I have a table with 18,310,298 records right now. 我现在有一张18,310,298条记录的表格。

And next query 和下一个查询

SELECT COUNT(obj_id) AS cnt
FROM
`common`.`logs`
WHERE 
`event` = '11' AND
`obj_type` = '2' AND
`region` = 'us' AND 
DATE(`date`) = DATE('20120213010502');

With next structure 有了下一个结构

CREATE TABLE `logs` (
  `log_id` int(11) NOT NULL AUTO_INCREMENT,
  `event` tinyint(4) NOT NULL,
  `obj_type` tinyint(1) NOT NULL DEFAULT '0',
  `obj_id` int(11) unsigned NOT NULL DEFAULT '0',
  `region` varchar(3) NOT NULL DEFAULT '',
  `date` datetime NOT NULL DEFAULT '0000-00-00 00:00:00',
  PRIMARY KEY (`log_id`),
  KEY `event` (`event`),
  KEY `obj_type` (`obj_type`),
  KEY `region` (`region`),
  KEY `for_stat` (`event`,`obj_type`,`obj_id`,`region`,`date`)
) ENGINE=InnoDB AUTO_INCREMENT=83126347 DEFAULT CHARSET=utf8 COMMENT='Logs table' |

and MySQL explain show the next 和MySQL解释显示下一个

+----+-------------+-------+------+--------------------------------+----------+---------+-------------+--------+----------+--------------------------+
| id | select_type | table | type | possible_keys                  | key      | key_len | ref         | rows   | filtered | Extra                    |
+----+-------------+-------+------+--------------------------------+----------+---------+-------------+--------+----------+--------------------------+
|  1 | SIMPLE      | logs  | ref  | event,obj_type,region,for_stat | for_stat | 2       | const,const | 837216 |   100.00 | Using where; Using index |
+----+-------------+-------+------+--------------------------------+----------+---------+-------------+--------+----------+--------------------------+
1 row in set, 1 warning (0.00 sec)

Running such query in daily peak usage time take about 5 seconds. 在每日高峰使用时间运行此类查询大约需要5秒钟。

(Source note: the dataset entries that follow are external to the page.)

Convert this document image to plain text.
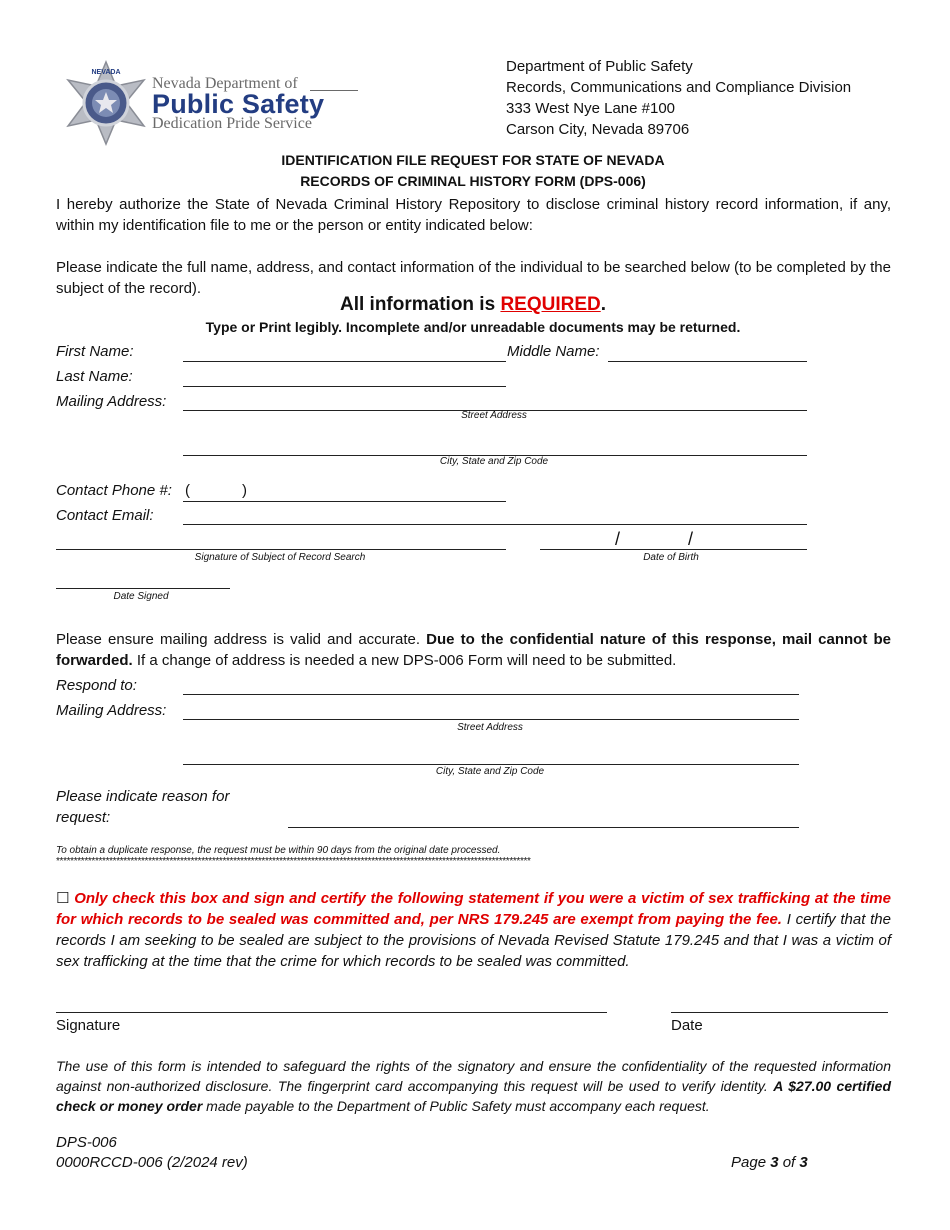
NEVADA
Nevada Department of
Public Safety
Dedication Pride Service
Department of Public Safety
Records, Communications and Compliance Division
333 West Nye Lane #100
Carson City, Nevada 89706
IDENTIFICATION FILE REQUEST FOR STATE OF NEVADA
RECORDS OF CRIMINAL HISTORY FORM (DPS-006)
I hereby authorize the State of Nevada Criminal History Repository to disclose criminal history record information, if any, within my identification file to me or the person or entity indicated below:
Please indicate the full name, address, and contact information of the individual to be searched below (to be completed by the subject of the record).
All information is REQUIRED.
Type or Print legibly. Incomplete and/or unreadable documents may be returned.
First Name:	Middle Name:
Last Name:
Mailing Address:
Street Address
City, State and Zip Code
Contact Phone #: (	)
Contact Email:
Signature of Subject of Record Search
/	/
Date of Birth
Date Signed
Please ensure mailing address is valid and accurate. Due to the confidential nature of this response, mail cannot be forwarded. If a change of address is needed a new DPS-006 Form will need to be submitted.
Respond to:
Mailing Address:
Street Address
City, State and Zip Code
Please indicate reason for
request:
To obtain a duplicate response, the request must be within 90 days from the original date processed.
**************************************************************************************************************************************
☐ Only check this box and sign and certify the following statement if you were a victim of sex trafficking at the time for which records to be sealed was committed and, per NRS 179.245 are exempt from paying the fee. I certify that the records I am seeking to be sealed are subject to the provisions of Nevada Revised Statute 179.245 and that I was a victim of sex trafficking at the time that the crime for which records to be sealed was committed.
Signature	Date
The use of this form is intended to safeguard the rights of the signatory and ensure the confidentiality of the requested information against non-authorized disclosure. The fingerprint card accompanying this request will be used to verify identity. A $27.00 certified check or money order made payable to the Department of Public Safety must accompany each request.
DPS-006
0000RCCD-006 (2/2024 rev)	Page 3 of 3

What can I do to make it faster ? 我该怎么做才能让它更快?

UPDATED: Regarding all comments I modified INDEX and take off DATE function in WHERE clause 更新:关于所有注释我修改了INDEX并取消了WHERE子句中的DATE函数

+-------+------------+----------+--------------+-------------+-----------+-------------+----------+--------+------+------------+---------+
| Table | Non_unique | Key_name | Seq_in_index | Column_name | Collation | Cardinality | Sub_part | Packed | Null | Index_type | Comment |
+-------+------------+----------+--------------+-------------+-----------+-------------+----------+--------+------+------------+---------+
| logs  |          0 | PRIMARY  |            1 | log_id      | A         |    15379109 |     NULL | NULL   |      | BTREE      |         |
| logs  |          1 | event    |            1 | event       | A         |          14 |     NULL | NULL   |      | BTREE      |         |
| logs  |          1 | obj_type |            1 | obj_type    | A         |          14 |     NULL | NULL   |      | BTREE      |         |
| logs  |          1 | region   |            1 | region      | A         |          14 |     NULL | NULL   |      | BTREE      |         |
| logs  |          1 | for_stat |            1 | event       | A         |         157 |     NULL | NULL   |      | BTREE      |         |
| logs  |          1 | for_stat |            2 | obj_type    | A         |         157 |     NULL | NULL   |      | BTREE      |         |
| logs  |          1 | for_stat |            3 | region      | A         |         157 |     NULL | NULL   |      | BTREE      |         |
| logs  |          1 | for_stat |            4 | date        | A         |         157 |     NULL | NULL   |      | BTREE      |         |
+-------+------------+----------+--------------+-------------+-----------+-------------+----------+--------+------+------------+---------+


    mysql> explain extended SELECT COUNT(obj_id) as cnt 
    ->     FROM `common`.`logs` 
    ->     WHERE `event`= '11' AND 
    ->     `obj_type` = '2' AND 
    ->     `region`= 'est' AND 
    ->     date between '2012-11-25 00:00:00' and '2012-11-25 23:59:59';
+----+-------------+-------+-------+--------------------------------+----------+---------+------+------+----------+-------------+
| id | select_type | table | type  | possible_keys                  | key      | key_len | ref  | rows | filtered | Extra       |
+----+-------------+-------+-------+--------------------------------+----------+---------+------+------+----------+-------------+
|  1 | SIMPLE      | logs  | range | event,obj_type,region,for_stat | for_stat | 21      | NULL | 9674 |    75.01 | Using where |
+----+-------------+-------+-------+--------------------------------+----------+---------+------+------+----------+-------------+

It seems it's running faster. 它似乎运行得更快。 Thanks everyone. 感谢大家。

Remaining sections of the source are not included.